There’s a lot of new terminology floating around business and startups these days. As I’m working with a technology company that specializes in big data access & analysis, I’m learning so much more about what’s going on that impacts SMBs and Enterprise level businesses.
In my #LeanCoffeeTO meetups over the last 18 months, we’ve talked about Big Data (I’ve listened to them talking) a number of times, and now it is becoming a main focus the community I’m working to build and the conversations I’m charged with participating in and influencing.
WHAT IS BIG DATA?
Big Data is one of the biggest trends in technology as enterprises increasingly need to manage the explosion of data caused by trends like cloud computing, the rise of mobility, globalization, and social media. This proliferation of data has caused enterprises to need new tools and processes to collect data (both structured and unstructured), store data, manage data, manipulate data, analyze data, and aggregate, combine, and integrate data. There is no set definition for Big Data although many third-party firms have provided their perspective. We define Big Data as data sets of extreme volume and extreme variety.
Big data technologies describe a new generation of technologies and architectures,designed to economically extract value from very large volumes of a wide variety of data, by enabling high-velocity capture, discovery, and/or analysis.
Big data: techniques and technologies that make handling data at extreme scale economical.
Big data is a term applied to data sets that are large, complex or dynamic (or a combination thereof) and for which there is a requirement to capture, manage and process the data set in its entirety, such that it is not possible to process the data using traditional software tools and analytic techniques within tolerable time frames.
McKinsey Global Institute
Big data” refers to datasets whose size is beyond the ability of typical database software tools to capture, store, manage, and analyze. This definition is intentionally subjective and incorporates a moving definition of how big a dataset needs to be in order to be considered big data (i.e., we don’t define big data in terms of being larger than a certain number of terabytes (thousands of gigabytes). We assume that, as technology advances over time,the size of datasets that qualify as big data will also increase. Also note that the definition can vary by sector, depending on what kinds of software tools are commonly available and what sizes of datasets are common in a particular industry. With those caveats, big data in many sectors today will range from a few dozen terabytes to multiple petabytes (thousands of terabytes).
Source: McKinsey Global Institute (MGI) – Big data: The next frontier for innovation, competition, and productivity
When business leaders or data management professionals talk about big data, they often emphasize volume, with minimal consideration of velocity, variety and complexity – the other aspects of quantification: Velocity involves streams of data, structured record creation, and availability for access and delivery. Velocity means both how fast data is being produced and how fast the data must be processed to meet demand. Variety includes tabular data(databases), hierarchical data, documents, e-mail, metering data, video, image, audio, stock ticker data, financial transactions and more. Complexity means that different standards,domain rules and even storage formats can exist with each asset type. An information management system for media cannot have only one video solution.

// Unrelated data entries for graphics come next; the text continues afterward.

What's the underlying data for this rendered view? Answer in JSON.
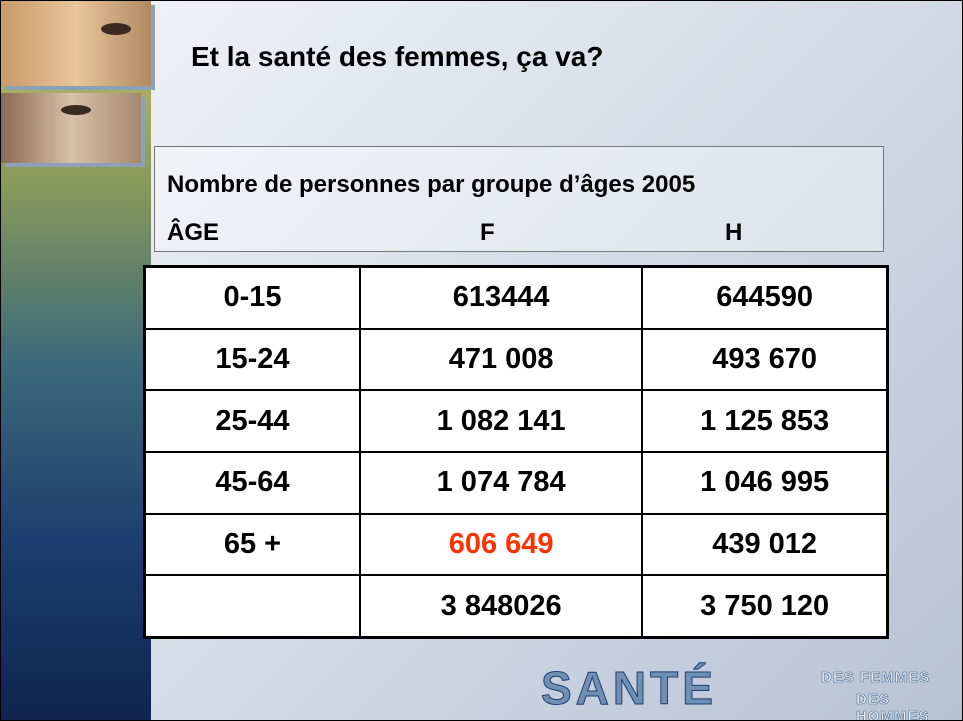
{
  "header": {
    "title": "Et la santé des femmes, ça va?"
  },
  "table": {
    "caption": "Nombre de personnes par groupe d’âges 2005",
    "columns": [
      "ÂGE",
      "F",
      "H"
    ],
    "rows": [
      [
        "0-15",
        "613444",
        "644590"
      ],
      [
        "15-24",
        "471 008",
        "493 670"
      ],
      [
        "25-44",
        "1 082 141",
        "1 125 853"
      ],
      [
        "45-64",
        "1 074 784",
        "1 046 995"
      ],
      [
        "65 +",
        "606 649",
        "439 012"
      ],
      [
        null,
        "3 848026",
        "3 750 120"
      ]
    ]
  },
  "logo": {
    "name": "SANTÉ",
    "line1": "DES FEMMES",
    "line2": "DES HOMMES"
  }
}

How does big data apply to marketing professionals and business students?
I went to iTunes University and searched for Big Data, and found a fascinating keynote at Pace University from Bart Flaherty, CEO GroupM Business Science > download & watch the video.
There is also a storify of tweets from his presentation, you can read Lubin School of Business at Pace University storify Bart Flaherty keynote.
Very interesting stuff. Most notably, Bart feels that being able to work intelligently with large datasets in our industry of BIG-money-media-investments can do two main things (my own takeaway, yours may be completely different):
1. Agency CIOs and brand CMOs can protect their (client) allocation of marketing dollars during tight economic times with data and the ability to analyze the information on-the-fly, so that CMO’s have the information to make the decisions or share the information internally to protect their position/budget
2. When you understand and accept that the data and research we’ve relied on for so many years is not perfect, and you can understand, analyze and interpret information that is a mix of “reliable” and constantly changing, you’ll be MUCH better positioned as an organization and individual professional to compete.
Of course, since he was speaking to a group at university, he was strongly positioning Data Scientists and data analysis roles as key positions for students to consider. He even had a slide that suggested if you want to be “rich and famous” in the new world of overwhelming information sources, consider if you would be a good fit for a career in data management and analysis. It certainly applies in media, buying and selling.